VentureBeat discusses some plausible reasons why separating Intel and McAfee (aka Intel Security Group) is smart for both businesses:
There were a few small combinations that emerged but the pair never pulled off a bigger play, mainly because there was insufficient focus from management on making it happen. As time passed after the acquisition, it seemed that the separation between McAfee and Intel grew instead of shrinking. And 2-3 years ago, it was clear that McAfee, even as it changed its name to Intel Security, was primarily a standalone operation and not a fully integrated Intel technology play.
Of course, changing market dynamics haven’t helped. The PC market is currently troubled, with shrinking unit sales and an extended refresh cycle. That limits any benefits to Intel, as McAfee (as well as its competitors) struggle to get back to the growth of previous years. And with all of the uptake of mobile devices, most of which are not protected at all, there is minimal sales potential for McAfee in this growth market. This lowers any possible upside in volumes to make up for the reduction in PC sales. Most mobile device security is provided by an entirely new breed of player, and McAfee never sufficiently made the transition. Although it did make a few acquisitions along the way, none materialized into anything significant, due primarily to lack of focus on this emerging market by McAfee management.
Ex-McAfee CEO and current Forescout CEO, Mike DeCesare along with Vice President of Global Sales, Steve Redman, lack the necessary vision to drive a large ship like McAfee to where it needs to go.
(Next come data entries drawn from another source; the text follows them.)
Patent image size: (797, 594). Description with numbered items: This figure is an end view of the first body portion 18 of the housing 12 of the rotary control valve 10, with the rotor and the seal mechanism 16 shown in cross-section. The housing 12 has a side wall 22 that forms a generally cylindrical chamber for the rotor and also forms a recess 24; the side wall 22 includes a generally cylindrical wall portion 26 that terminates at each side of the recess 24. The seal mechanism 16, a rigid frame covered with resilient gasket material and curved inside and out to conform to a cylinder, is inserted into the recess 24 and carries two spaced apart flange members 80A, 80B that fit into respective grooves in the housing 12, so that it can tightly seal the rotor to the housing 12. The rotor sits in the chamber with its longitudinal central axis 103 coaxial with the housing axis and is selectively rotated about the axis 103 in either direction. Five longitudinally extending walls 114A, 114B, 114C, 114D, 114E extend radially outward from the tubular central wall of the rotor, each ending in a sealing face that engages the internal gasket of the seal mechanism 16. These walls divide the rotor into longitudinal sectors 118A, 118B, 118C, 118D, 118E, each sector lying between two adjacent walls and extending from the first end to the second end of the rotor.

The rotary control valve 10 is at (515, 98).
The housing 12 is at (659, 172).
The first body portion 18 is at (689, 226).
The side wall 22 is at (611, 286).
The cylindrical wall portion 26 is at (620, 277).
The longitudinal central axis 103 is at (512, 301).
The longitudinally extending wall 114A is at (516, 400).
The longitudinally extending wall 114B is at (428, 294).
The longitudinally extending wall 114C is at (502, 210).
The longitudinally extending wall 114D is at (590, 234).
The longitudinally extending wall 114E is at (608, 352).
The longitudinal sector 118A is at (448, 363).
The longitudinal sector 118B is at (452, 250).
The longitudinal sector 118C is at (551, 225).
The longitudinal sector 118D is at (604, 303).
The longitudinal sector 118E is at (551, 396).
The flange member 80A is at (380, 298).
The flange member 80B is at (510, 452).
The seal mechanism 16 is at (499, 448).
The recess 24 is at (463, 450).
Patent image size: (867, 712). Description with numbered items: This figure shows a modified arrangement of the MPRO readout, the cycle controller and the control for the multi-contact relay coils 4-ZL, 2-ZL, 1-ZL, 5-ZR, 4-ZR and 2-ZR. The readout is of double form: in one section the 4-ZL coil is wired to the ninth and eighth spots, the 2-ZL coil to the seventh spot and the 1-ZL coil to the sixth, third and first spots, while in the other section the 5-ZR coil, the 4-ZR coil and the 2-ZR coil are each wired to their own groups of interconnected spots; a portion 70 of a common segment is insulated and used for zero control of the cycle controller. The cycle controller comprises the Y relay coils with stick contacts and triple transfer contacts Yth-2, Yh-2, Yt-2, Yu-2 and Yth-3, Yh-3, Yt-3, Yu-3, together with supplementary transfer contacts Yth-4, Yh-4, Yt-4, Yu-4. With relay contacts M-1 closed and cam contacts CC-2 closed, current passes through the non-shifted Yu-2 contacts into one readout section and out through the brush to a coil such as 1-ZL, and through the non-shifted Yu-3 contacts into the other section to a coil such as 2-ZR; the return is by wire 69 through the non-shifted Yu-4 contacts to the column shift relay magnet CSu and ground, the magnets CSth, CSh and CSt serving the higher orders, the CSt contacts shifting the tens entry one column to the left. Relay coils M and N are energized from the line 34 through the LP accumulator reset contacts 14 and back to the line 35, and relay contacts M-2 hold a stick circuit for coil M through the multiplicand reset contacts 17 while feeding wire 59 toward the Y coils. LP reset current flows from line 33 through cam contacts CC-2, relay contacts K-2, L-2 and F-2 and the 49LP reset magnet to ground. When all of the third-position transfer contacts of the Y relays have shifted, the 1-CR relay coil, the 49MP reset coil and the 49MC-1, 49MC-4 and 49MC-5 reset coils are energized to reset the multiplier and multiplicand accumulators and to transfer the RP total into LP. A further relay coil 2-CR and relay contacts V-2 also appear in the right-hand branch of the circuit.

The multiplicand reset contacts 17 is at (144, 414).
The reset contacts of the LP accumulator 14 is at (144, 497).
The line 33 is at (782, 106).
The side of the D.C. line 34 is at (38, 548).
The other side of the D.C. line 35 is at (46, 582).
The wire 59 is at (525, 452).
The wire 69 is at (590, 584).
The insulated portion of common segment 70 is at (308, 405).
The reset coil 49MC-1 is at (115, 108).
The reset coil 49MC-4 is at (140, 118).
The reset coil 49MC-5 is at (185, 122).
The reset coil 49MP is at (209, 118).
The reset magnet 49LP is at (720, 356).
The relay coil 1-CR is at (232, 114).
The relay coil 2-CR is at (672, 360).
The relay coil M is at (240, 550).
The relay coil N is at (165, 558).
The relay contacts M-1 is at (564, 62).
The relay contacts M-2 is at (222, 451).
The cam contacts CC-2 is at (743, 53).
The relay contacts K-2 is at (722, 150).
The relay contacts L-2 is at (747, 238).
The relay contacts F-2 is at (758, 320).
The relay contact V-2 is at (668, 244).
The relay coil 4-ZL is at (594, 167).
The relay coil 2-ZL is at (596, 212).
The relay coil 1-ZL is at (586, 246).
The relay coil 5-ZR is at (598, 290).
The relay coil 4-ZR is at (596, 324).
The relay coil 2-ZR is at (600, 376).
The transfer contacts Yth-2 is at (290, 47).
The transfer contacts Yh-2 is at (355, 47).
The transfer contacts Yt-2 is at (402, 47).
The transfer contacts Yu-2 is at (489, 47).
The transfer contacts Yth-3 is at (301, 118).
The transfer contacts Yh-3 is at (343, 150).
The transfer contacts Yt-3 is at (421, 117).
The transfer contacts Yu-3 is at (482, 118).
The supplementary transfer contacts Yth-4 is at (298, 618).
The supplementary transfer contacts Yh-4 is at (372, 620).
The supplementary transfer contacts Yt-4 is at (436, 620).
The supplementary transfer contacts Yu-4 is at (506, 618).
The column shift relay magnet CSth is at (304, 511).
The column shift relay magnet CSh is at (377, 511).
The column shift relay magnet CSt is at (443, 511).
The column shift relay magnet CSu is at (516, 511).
On the other hand, Chris Young, and the management team he has assembled, seem very intelligent and poised to make the right moves to get McAfee skating to where the puck will be rather than where it is right now.
Part of me wonders if Chris Young was brought onboard with the knowledge of the endgame: clean things up and get McAfee in tip-top condition so the business unit can be sold for a profit. If the was the goal, it is a tough job considering Intel paid $7bn for McAfee five years ago.
CRN is speculating on five potential destinations for Intel Security. I found this one the most intriguing:
Cisco has been betting big on its security portfolio over the past year, focusing on building out a holistic set of security solutions that it says will outpace competitors Palo Alto Networks and FireEye. That “Security Everywhere” push has led to multiple recent acquisitions, including Lancope, OpenDNS, Portcullis and Neohapsis. Most recently, Cisco said this week that it plans to acquire cloud security startup CloudLock for $293 million. Partners said Cisco’s deep pockets and a desire to continue expanding its portfolio would likely put it in the running for companies that could be interested in Intel Security.
Guess where Chris Young worked prior to joining Intel?